A produção chega às telas em meio à repercussão das mensagens trocadas entre Flávio Bolsonaro e o banqueiro Daniel Vorcaro que discutiam o financiamento de “Dark Horse”, filme de ficção que reconstitui a trajetória política de Bolsonaro. “Estão fazendo uma tempestade gigantesca sobre isso porque sabemos que o audiovisual brasileiro é dominado pela esquerda. E pela primeira vez estamos trazendo dois filmes falando do Jair Bolsonaro, isso mexe com eles”, avalia Doriel.
Para a produção de “A Colisão dos Destinos”, Doriel Francisco diz ter utilizado somente recursos próprios, sendo, inclusive, obrigado a vender um carro e um terreno. “Não teve nenhum real de patrocínio público ou privado.
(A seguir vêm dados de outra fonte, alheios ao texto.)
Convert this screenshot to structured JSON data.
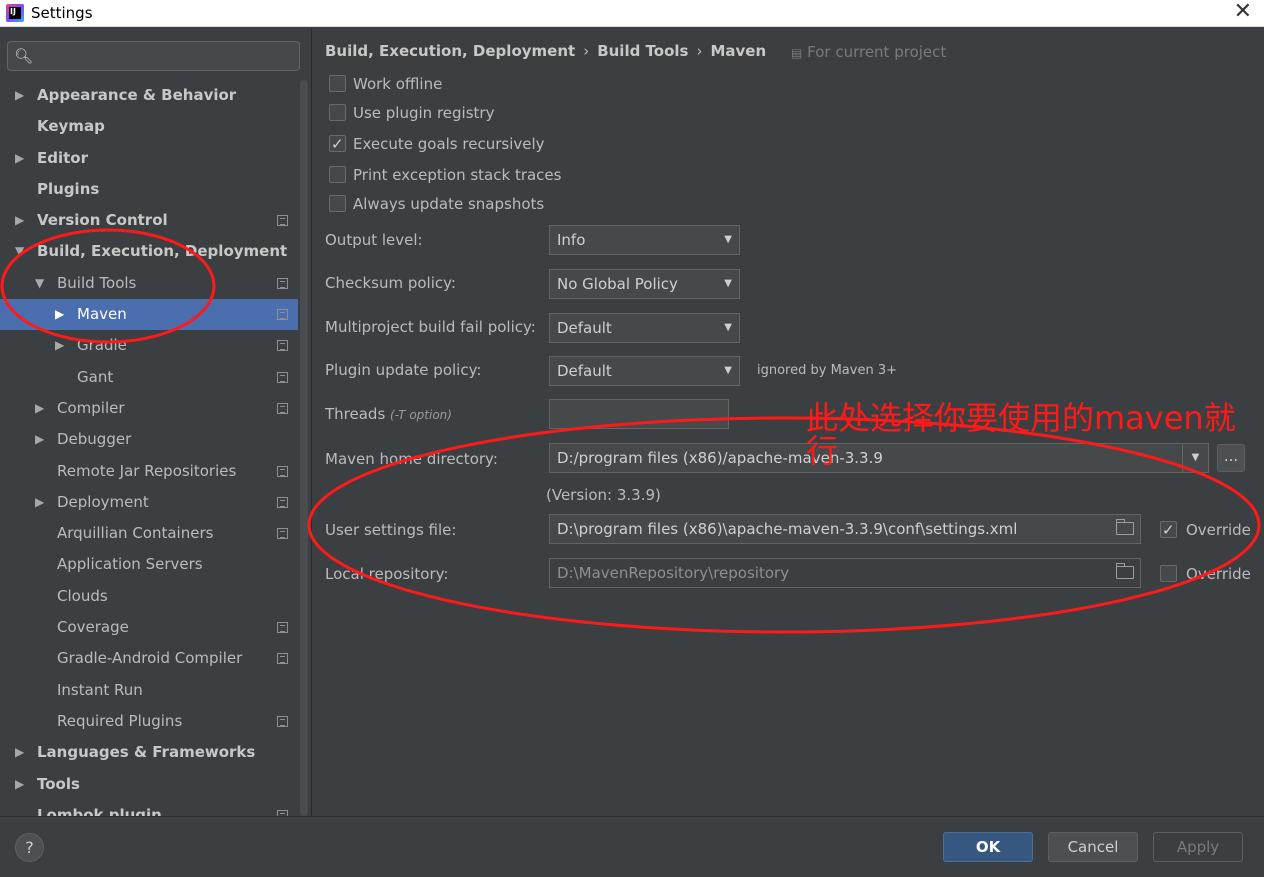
{
  "window": {
    "title": "Settings",
    "close_glyph": "✕"
  },
  "sidebar": {
    "items": [
      {
        "label": "Appearance & Behavior",
        "expandable": true
      },
      {
        "label": "Keymap"
      },
      {
        "label": "Editor",
        "expandable": true
      },
      {
        "label": "Plugins"
      },
      {
        "label": "Version Control",
        "expandable": true
      },
      {
        "label": "Build, Execution, Deployment",
        "expanded": true
      },
      {
        "label": "Build Tools",
        "expanded": true
      },
      {
        "label": "Maven",
        "expandable": true,
        "selected": true
      },
      {
        "label": "Gradle",
        "expandable": true
      },
      {
        "label": "Gant"
      },
      {
        "label": "Compiler",
        "expandable": true
      },
      {
        "label": "Debugger",
        "expandable": true
      },
      {
        "label": "Remote Jar Repositories"
      },
      {
        "label": "Deployment",
        "expandable": true
      },
      {
        "label": "Arquillian Containers"
      },
      {
        "label": "Application Servers"
      },
      {
        "label": "Clouds"
      },
      {
        "label": "Coverage"
      },
      {
        "label": "Gradle-Android Compiler"
      },
      {
        "label": "Instant Run"
      },
      {
        "label": "Required Plugins"
      },
      {
        "label": "Languages & Frameworks",
        "expandable": true
      },
      {
        "label": "Tools",
        "expandable": true
      },
      {
        "label": "Lombok plugin"
      }
    ]
  },
  "breadcrumb": {
    "parts": [
      "Build, Execution, Deployment",
      "Build Tools",
      "Maven"
    ],
    "separator": "›",
    "for_current_project": "For current project"
  },
  "options": {
    "work_offline": {
      "label": "Work offline",
      "checked": false
    },
    "use_plugin_registry": {
      "label": "Use plugin registry",
      "checked": false
    },
    "execute_goals_recursively": {
      "label": "Execute goals recursively",
      "checked": true
    },
    "print_exception_stack_traces": {
      "label": "Print exception stack traces",
      "checked": false
    },
    "always_update_snapshots": {
      "label": "Always update snapshots",
      "checked": false
    }
  },
  "form": {
    "output_level": {
      "label": "Output level:",
      "value": "Info"
    },
    "checksum_policy": {
      "label": "Checksum policy:",
      "value": "No Global Policy"
    },
    "multiproject_fail_policy": {
      "label": "Multiproject build fail policy:",
      "value": "Default"
    },
    "plugin_update_policy": {
      "label": "Plugin update policy:",
      "value": "Default",
      "note": "ignored by Maven 3+"
    },
    "threads": {
      "label": "Threads",
      "hint": "(-T option)",
      "value": ""
    },
    "maven_home": {
      "label": "Maven home directory:",
      "value": "D:/program files (x86)/apache-maven-3.3.9",
      "version": "(Version: 3.3.9)",
      "browse": "..."
    },
    "user_settings": {
      "label": "User settings file:",
      "value": "D:\\program files (x86)\\apache-maven-3.3.9\\conf\\settings.xml",
      "override_label": "Override",
      "override": true
    },
    "local_repository": {
      "label": "Local repository:",
      "value": "D:\\MavenRepository\\repository",
      "override_label": "Override",
      "override": false
    }
  },
  "annotation": {
    "text": "此处选择你要使用的maven就行",
    "color": "#ff1a1a"
  },
  "footer": {
    "help": "?",
    "ok": "OK",
    "cancel": "Cancel",
    "apply": "Apply"
  },
  "colors": {
    "background": "#3c3f41",
    "selection": "#4b6eaf",
    "ok_button": "#365880"
  }
}
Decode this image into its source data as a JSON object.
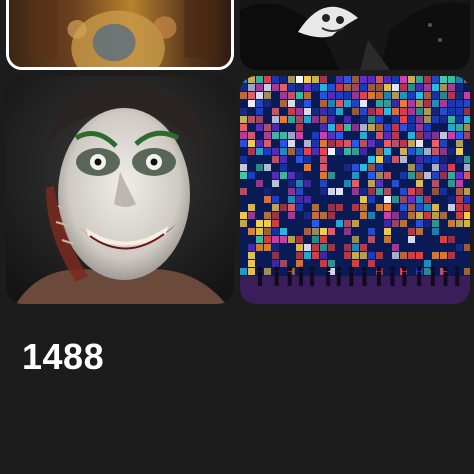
{
  "gallery": {
    "tiles": [
      {
        "name": "ornate-portrait-image",
        "selected": true
      },
      {
        "name": "masked-figure-image",
        "selected": false
      },
      {
        "name": "clown-face-image",
        "selected": false
      },
      {
        "name": "pixel-city-image",
        "selected": false
      }
    ],
    "count_label": "1488"
  }
}
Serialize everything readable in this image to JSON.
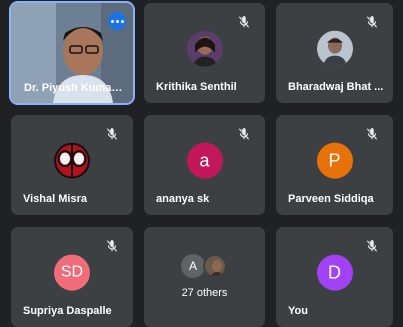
{
  "participants": [
    {
      "name": "Dr. Piyush Kumar...",
      "muted": false,
      "type": "video"
    },
    {
      "name": "Krithika Senthil",
      "muted": true,
      "type": "photo"
    },
    {
      "name": "Bharadwaj Bhat ...",
      "muted": true,
      "type": "photo"
    },
    {
      "name": "Vishal Misra",
      "muted": true,
      "type": "photo"
    },
    {
      "name": "ananya sk",
      "muted": true,
      "type": "letter",
      "initial": "a",
      "color": "#c2185b"
    },
    {
      "name": "Parveen Siddiqa",
      "muted": true,
      "type": "letter",
      "initial": "P",
      "color": "#e8710a"
    },
    {
      "name": "Supriya Daspalle",
      "muted": true,
      "type": "letter",
      "initial": "SD",
      "color": "#ef6c78"
    },
    {
      "name": "",
      "muted": false,
      "type": "others",
      "initial": "A",
      "label": "27 others"
    },
    {
      "name": "You",
      "muted": true,
      "type": "letter",
      "initial": "D",
      "color": "#a142f4"
    }
  ],
  "icons": {
    "mute": "mic-off-icon",
    "more": "more-options-icon"
  },
  "colors": {
    "background": "#202124",
    "tile": "#3c4043",
    "active_outline": "#8ab4f8",
    "menu_button": "#1a73e8"
  }
}
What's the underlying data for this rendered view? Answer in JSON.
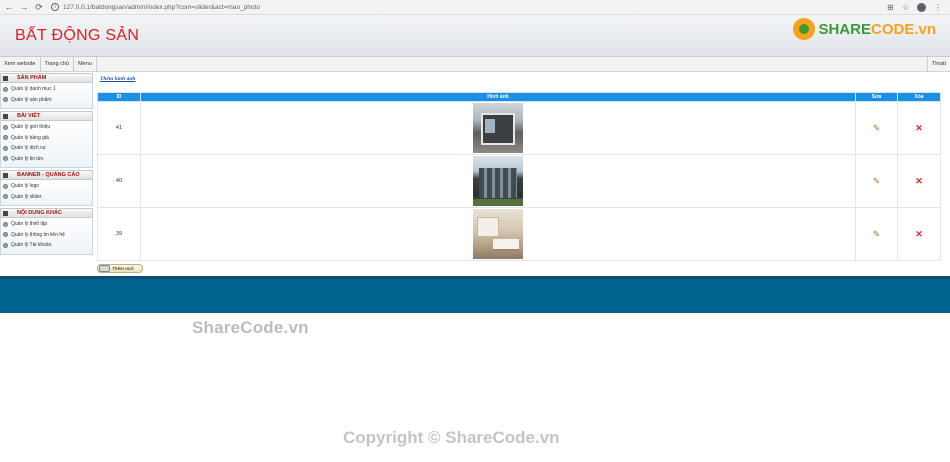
{
  "browser": {
    "url": "127.0.0.1/batdongsan/admin/index.php?com=slider&act=man_photo"
  },
  "header": {
    "site_title": "BẤT ĐỘNG SẢN",
    "logo_text_a": "SHARE",
    "logo_text_b": "CODE.vn"
  },
  "menu": {
    "items": [
      "Xem website",
      "Trang chủ",
      "Menu"
    ],
    "logout": "Thoát"
  },
  "sidebar": {
    "sections": [
      {
        "title": "SẢN PHẨM",
        "links": [
          "Quản lý danh mục 1",
          "Quản lý sản phẩm"
        ]
      },
      {
        "title": "BÀI VIẾT",
        "links": [
          "Quản lý giới thiệu",
          "Quản lý bảng giá",
          "Quản lý dịch vụ",
          "Quản lý tin tức"
        ]
      },
      {
        "title": "BANNER - QUẢNG CÁO",
        "links": [
          "Quản lý logo",
          "Quản lý slider"
        ]
      },
      {
        "title": "NỘI DUNG KHÁC",
        "links": [
          "Quản lý thiết lập",
          "Quản lý thông tin liên hệ",
          "Quản lý Tài khoản"
        ]
      }
    ]
  },
  "main": {
    "add_link": "Thêm hình ảnh",
    "columns": [
      "ID",
      "Hình ảnh",
      "Sửa",
      "Xóa"
    ],
    "rows": [
      {
        "id": "41"
      },
      {
        "id": "40"
      },
      {
        "id": "39"
      }
    ],
    "add_button": "Thêm mới"
  },
  "watermarks": {
    "top": "ShareCode.vn",
    "bottom": "Copyright © ShareCode.vn"
  },
  "colors": {
    "title_red": "#e02020",
    "table_header": "#1a8fe6",
    "footer": "#00628f"
  }
}
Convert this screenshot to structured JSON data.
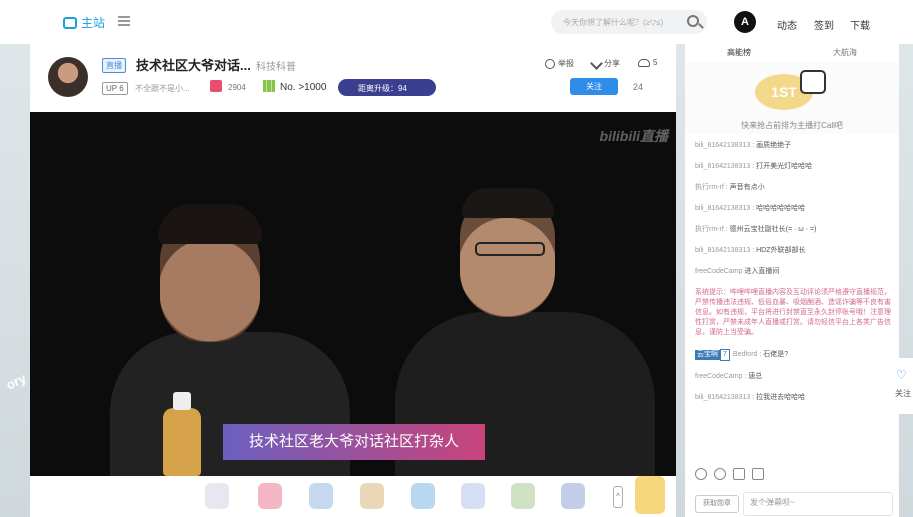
{
  "nav": {
    "brand_label": "主站",
    "search_placeholder": "今天你想了解什么呢？(≥▽≤)",
    "avatar_letter": "A",
    "links": [
      "动态",
      "签到",
      "下载"
    ]
  },
  "background": {
    "text": "ory"
  },
  "room": {
    "live_badge": "直播",
    "title": "技术社区大爷对话...",
    "category": "科技科普",
    "up_badge": "UP 6",
    "up_name": "不全跟不是小...",
    "gift_count": "2904",
    "rank": "No. >1000",
    "level_text": "距离升级：94",
    "report_label": "举报",
    "share_label": "分享",
    "viewer_count": "5",
    "follow_label": "关注",
    "follow_count": "24"
  },
  "video": {
    "watermark": "bilibili直播",
    "caption": "技术社区老大爷对话社区打杂人"
  },
  "gift_bar": {
    "more_label": "^"
  },
  "side": {
    "tabs": [
      "高能榜",
      "大航海"
    ],
    "rank_badge": "1ST",
    "rank_tip": "快来抢占前排为主播打Call吧",
    "chat": [
      {
        "user": "bili_81642138313",
        "msg": "画质绝绝子"
      },
      {
        "user": "bili_81642138313",
        "msg": "打开美光灯哈哈哈"
      },
      {
        "user": "执行rm-rf",
        "msg": "声音有点小"
      },
      {
        "user": "bili_81642138313",
        "msg": "哈哈哈哈哈哈哈"
      },
      {
        "user": "执行rm-rf",
        "msg": "德州云宝社副社长(= · ω · =)"
      },
      {
        "user": "bili_81642138313",
        "msg": "HDZ外联部部长"
      },
      {
        "user": "freeCodeCamp",
        "msg": "进入直播间"
      }
    ],
    "system_notice": "系统提示：哔哩哔哩直播内容及互动评论须严格遵守直播规范，严禁传播违法违规、低俗血暴、吸烟酗酒、造谣诈骗等不良有害信息。如有违规，平台将进行封禁直至永久封停账号哦！注意理性打赏，严禁未成年人直播或打赏。请勿轻信平台上各类广告信息，谨防上当受骗。",
    "medal": "云宝啊",
    "medal_level": "7",
    "chat_after": [
      {
        "user": "Bedford",
        "msg": "石佬是?"
      },
      {
        "user": "freeCodeCamp",
        "msg": "唐总"
      },
      {
        "user": "bili_81642138313",
        "msg": "拉我进去哈哈哈"
      }
    ],
    "medal_btn": "获取勋章",
    "input_placeholder": "发个弹幕呗~"
  },
  "float": {
    "follow_label": "关注"
  }
}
Foi um investimento todo meu, com apoio de uma equipe que abraçou esse projeto com muita garra”, destaca.
Doriel acredita ainda que é preciso que os empresários conservadores invistam mais na cultura. “É isso que vai promover o despertar crítico dos jovens conscientes, senão vamos continuar vendo valores invertidos e histórias distorcidas. O empresário tem que ter essa percepção de investimento.”